Base Command offers the coveted single-pane-of-glass view of all moving parts in the AI development. The control plane presents a complete picture of everything in the environment. Through it, users can manage and share resources, and monitor all components through a unified dashboard. Engineers can view and monitor clusters, manage datasets, right-size resources and execute AI workloads all from the GUI.
The Base Command is common to all DGX systems and enables users to get the best out of their workstations.
With a robust out-of-the-box compatibility with ML libraries, integration with third-party MLOps tools and support for multi-node training, Base Command enables a massive ecosystem and “meets all the teams where they are”.
Its most compelling feature is its breadth of advanced capabilities. Tetelman gave the example of application profiling which is enabled by telemetry and insight solutions built into the platform.
The Base Command Platform is a subscription-based service that NVIDIA offers jointly with NetApp. While Base Command is the software part of the platform, the DGX Foundry is NVIDIA’s hardware infrastructure. Currently, the infrastructure comes in two flavors – NVIDIA DGX Foundry and DGX SuperPOD.
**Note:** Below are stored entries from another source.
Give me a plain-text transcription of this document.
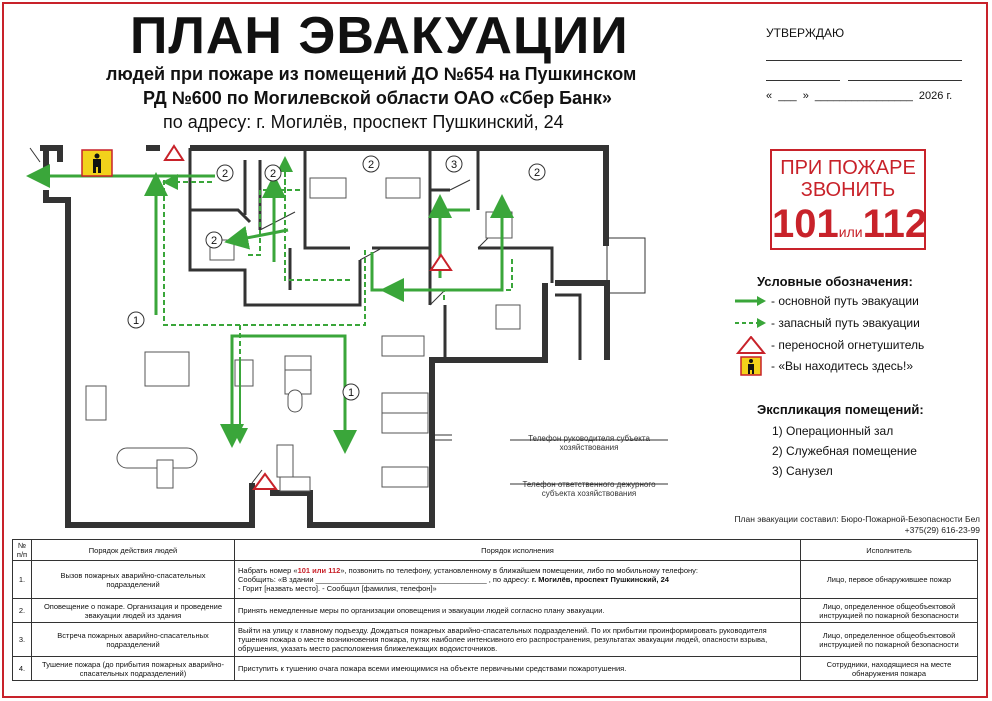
ПЛАН ЭВАКУАЦИИ
людей при пожаре из помещений ДО №654 на Пушкинском
РД №600 по Могилевской области ОАО «Сбер Банк»
по адресу: г. Могилёв, проспект Пушкинский, 24
УТВЕРЖДАЮ
«  ___  »  ________________  2026 г.
ПРИ ПОЖАРЕ
ЗВОНИТЬ
101или112
Условные обозначения:
- основной путь эвакуации
- запасный путь эвакуации
- переносной огнетушитель
- «Вы находитесь здесь!»
Экспликация помещений:
1) Операционный зал
2) Служебная помещение
3) Санузел
1
1
2
2
2
2
2
3
Телефон руководителя субъекта
хозяйствования
Телефон ответственного дежурного
субъекта хозяйствования
План эвакуации составил: Бюро-Пожарной-Безопасности Бел
+375(29) 616-23-99
№ п/п	Порядок действия людей	Порядок исполнения	Исполнитель
1.	Вызов пожарных аварийно-спасательных подразделений	Набрать номер «101 или 112», позвонить по телефону, установленному в ближайшем помещении, либо по мобильному телефону:
Сообщить: «В здании _________________________________________ , по адресу: г. Могилёв, проспект Пушкинский, 24
- Горит [назвать место]. - Сообщил [фамилия, телефон]»	Лицо, первое обнаружившее пожар
2.	Оповещение о пожаре. Организация и проведение эвакуации людей из здания	Принять немедленные меры по организации оповещения и эвакуации людей согласно плану эвакуации.	Лицо, определенное общеобъектовой инструкцией по пожарной безопасности
3.	Встреча пожарных аварийно-спасательных подразделений	Выйти на улицу к главному подъезду. Дождаться пожарных аварийно-спасательных подразделений. По их прибытии проинформировать руководителя тушения пожара о месте возникновения пожара, путях наиболее интенсивного его распространения, результатах эвакуации людей, опасности взрыва, обрушения, указать место расположения ближележащих водоисточников.	Лицо, определенное общеобъектовой инструкцией по пожарной безопасности
4.	Тушение пожара (до прибытия пожарных аварийно-спасательных подразделений)	Приступить к тушению очага пожара всеми имеющимися на объекте первичными средствами пожаротушения.	Сотрудники, находящиеся на месте обнаружения пожара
DGX Foundry is a hosted service that uses storage from NetApp. It is fully managed and can be rented for a subscription. Alternatively, users can also buy the DGX SuperPOD which is an on-premises infrastructure. DGX SuperPOD can be bought and deployed with the Base Command software.
“You can get trial access to Base Command through a program called NVIDIA LaunchPad. The LaunchPad website has a trial link where you can sign up and get access to the software and see how it all works,” said Tetelman.
With AI being the new nerve center of the modern digital infrastructure, companies need a ready-to-deploy AI platform that tackles the distracting chores and lets scientists hone in on the development part. NVIDIA DGX Foundry provides that ramp to launch AI. Besides giving enterprises a future-proof foundation for AI projects of all types, it presents a fully managed infrastructure built with world-class technologies, poised to give data scientists a development experience free of distractions and the usual challenges.